In the ancient world around Israel, many cultures worshiped storm deities. The Canaanites worshiped Baal, the Babylonians worshiped Marduk, and the Assyrians worshiped Asshur. In Psalm 29, David takes this storm imagery and applies it to the Lord. He argues that thunderstorms demonstrate the Lord’s power and should not be attributed to Baal or any other god.
The psalm begins with a call to all heavenly beings to “Ascribe to the Lord glory and strength” (v. 1). The heart of the psalm is structured around seven statements David makes about the “voice of the Lord” (vv. 3–9). He pictures the Lord’s voice thundering over the waters, breaking the mighty cedars of Lebanon, shaking the desert, and stripping the forests of their leaves. The imagery is mighty. God’s power is untamable and demands respect.
Because of the Lord’s power, the final two verses describe the Lord taking up His throne and reigning as King forever (vv. 10–11). Despite the Lord’s destructive power celebrated in this psalm, the poem ends with the line, “the Lord blesses his people with peace” (v. 11). He uses His power to bring wholeness and well-being to His people.
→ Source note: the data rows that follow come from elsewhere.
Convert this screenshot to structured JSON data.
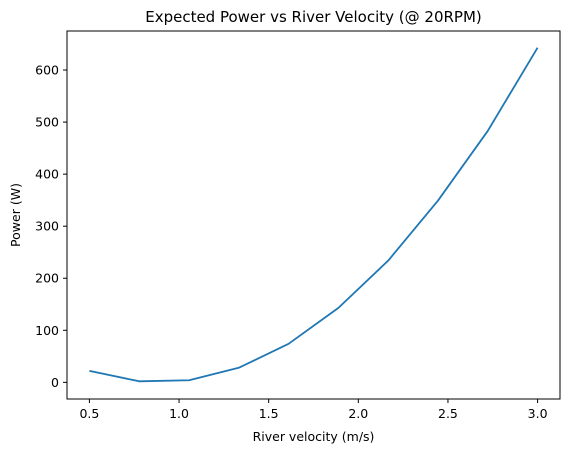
{
  "chart_data": {
    "type": "line",
    "title": "Expected Power vs River Velocity (@ 20RPM)",
    "xlabel": "River velocity (m/s)",
    "ylabel": "Power (W)",
    "xlim": [
      0.375,
      3.125
    ],
    "ylim": [
      -32,
      675
    ],
    "x_ticks": [
      0.5,
      1.0,
      1.5,
      2.0,
      2.5,
      3.0
    ],
    "x_tick_labels": [
      "0.5",
      "1.0",
      "1.5",
      "2.0",
      "2.5",
      "3.0"
    ],
    "y_ticks": [
      0,
      100,
      200,
      300,
      400,
      500,
      600
    ],
    "y_tick_labels": [
      "0",
      "100",
      "200",
      "300",
      "400",
      "500",
      "600"
    ],
    "grid": false,
    "series": [
      {
        "color": "#1f77b4",
        "x": [
          0.5,
          0.778,
          1.056,
          1.333,
          1.611,
          1.889,
          2.167,
          2.444,
          2.722,
          3.0
        ],
        "y": [
          22,
          2,
          4,
          28,
          74,
          143,
          234,
          349,
          483,
          643
        ]
      }
    ]
  }
}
The voice of the Lord is ultimately the voice of peace for those who acknowledge and submit to His reign.
How long has it been since you were overwhelmed by God’s greatness? In our churches today, we sometimes overemphasize God as our friend. While there is a sense in which that is true, this psalm reminds us not to take our relationship with God too casually. Today, let’s remember that “Holy, holy, holy is the Lord Almighty” (Isa. 6:3).